Developers today have all the freedom in the world to experiment and create different things, unthinkable a few years ago, or even today with a great publisher behind them. Lately, we've seen survival simulators go one step further and become experiences that many players embraced, and especially those they spent hundreds of hours on. Now, the creators of the famous Garry's Mod move on to this genre, and offer us a proposal that, even in its alpha phase, has already sold more than many superproductions.
To illustrate your gameplay a little, we think it might be useful to compare it with Don't Starve. From a first person view, we start with a stone, two first aid kits and a torch, and from there, taking advantage of the surroundings, we will have to try to progress. With the above-mentioned stone we can extract wood from the trees, break rocks, and build tools that allow us to get more and better materials, food, etc..
Of course, unlike Don't Starve, Rust is a "simulator", which also takes place in a permanent world. This means that, even though we managed to assemble our booth and collect very useful objects when we left the game, when we returned from a walk to look for resources, they could have destroyed everything or looted us, leaving us, as they say, with one hand in front of us and another behind. Or with one in the mouse and the other in the WASD, as you wish.
And what does it mean to die, you wonder? Well, it implies reappearing in any part of the stage, which means, almost certainly, that we will not be able to find our supposed community again. Yes, we can make ourselves a point of respawning or reappearing with a sleeping bag -or a more resistant bed-, which, if someone breaks, will vanish leaving us, again, defenseless.
If you are thinking of playing alone, the truth is that it is not impossible, but it is much more complicated. We can be lucky and find an area where the inhabitants respect each other, where we can build our cabin there and be safe, or we can try to look for a remote corner of the map where we think we will be safe from possible intruders, and try to build our small fort there.
As an open world game, the decisions in Rust are made by us. As a survivor, the environment will be the one that sets the pace. The most basic thing will be to eat. We will have to hunt animals - with the basic stone with which we started it is possible - whose meat will have to be cooked in bonfires so as not to catch infections. Apart from that, we will have to warm up when it is cold - with clothes or the bonfire mentioned - like at night, to prevent our bodies from consuming more calories.
We will also have the danger that surrounds us, such as areas that emit radiation, which we will not be able to explore without adequate protection. The fiercest enemies - for example bears - can also destroy us. But the greatest danger will be the other humans. Being characters controlled by other players, we never know what their true intentions are, and even if they tell us one thing, in the end they can end up being the other. This can create quite interesting moments of tension, although in most cases we will see ridiculous stony fights that are decided more by luck than by something else.
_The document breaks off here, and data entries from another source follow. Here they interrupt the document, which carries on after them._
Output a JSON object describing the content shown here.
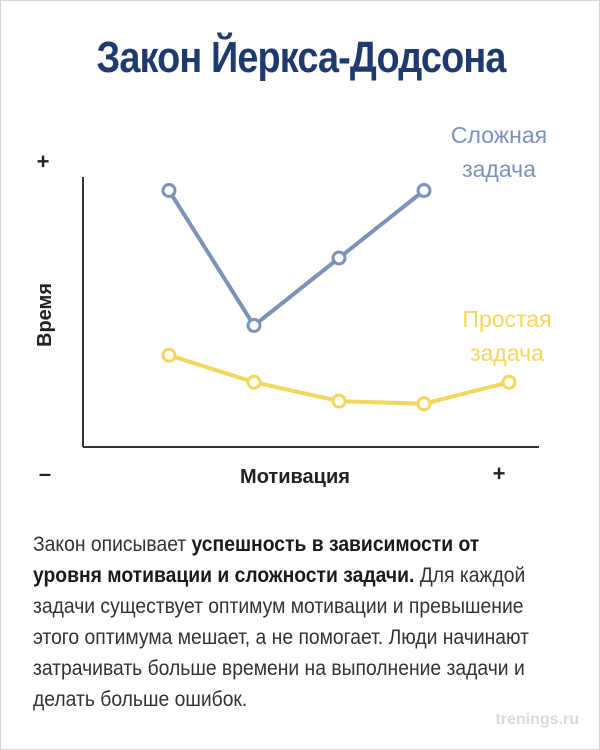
{
  "page_title": "Закон Йеркса-Додсона",
  "chart_data": {
    "type": "line",
    "xlabel": "Мотивация",
    "ylabel": "Время",
    "x_axis_min_label": "–",
    "x_axis_max_label": "+",
    "y_axis_max_label": "+",
    "x": [
      1,
      2,
      3,
      4,
      5
    ],
    "ylim": [
      0,
      10
    ],
    "series": [
      {
        "name": "Сложная задача",
        "name_lines": [
          "Сложная",
          "задача"
        ],
        "color": "#7c92b8",
        "x": [
          1,
          2,
          3,
          4
        ],
        "values": [
          9.5,
          4.5,
          7.0,
          9.5
        ]
      },
      {
        "name": "Простая задача",
        "name_lines": [
          "Простая",
          "задача"
        ],
        "color": "#f2d75c",
        "x": [
          1,
          2,
          3,
          4,
          5
        ],
        "values": [
          3.4,
          2.4,
          1.7,
          1.6,
          2.4
        ]
      }
    ]
  },
  "description": {
    "part1": "Закон описывает ",
    "bold": "успешность в зависимости от уровня мотивации и сложности задачи.",
    "part2": "  Для каждой задачи существует оптимум мотивации и превышение этого оптимума мешает, а не помогает. Люди начинают затрачивать больше времени на выполнение задачи и делать больше ошибок."
  },
  "watermark": "trenings.ru"
}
Rust is still in alpha phase, and that looks like a league. The game is very, very simple in the graphic section, and the animations of the characters and beings that populate their world come to touch the comic. In addition, it has a lot of errors, which will gradually be solved. Obviously, even if all this improves in the future, the visual aspect is something completely secondary in Rust, where surviving in a world inhabited by other players is the real incentive.
What's new about the creators of Garry's Mod is a game whose success will be shaped by the community. At the end of last January, and as we say, still in the alpha phase, Rust had already sold more than 750,000 copies, so it seems that this one is clear. In addition to the default mode - in which we are warned that if we cheat we will be banished forever - this title offers support for mods, which will surely create even more attractive experiences than the base.
Anyway, Rust may already be the beginning of a phenomenon that we see absorbing players as few games get, bearing in mind that also the frequent official updates determine the future of the experience. The first contact with the proposal of Facepunch Studios has seemed to us, at least, interesting, although you are warned that it is not a traditional game, but a kind of parallel world that requires our attention, or other players, to allow us to advance in the adventure.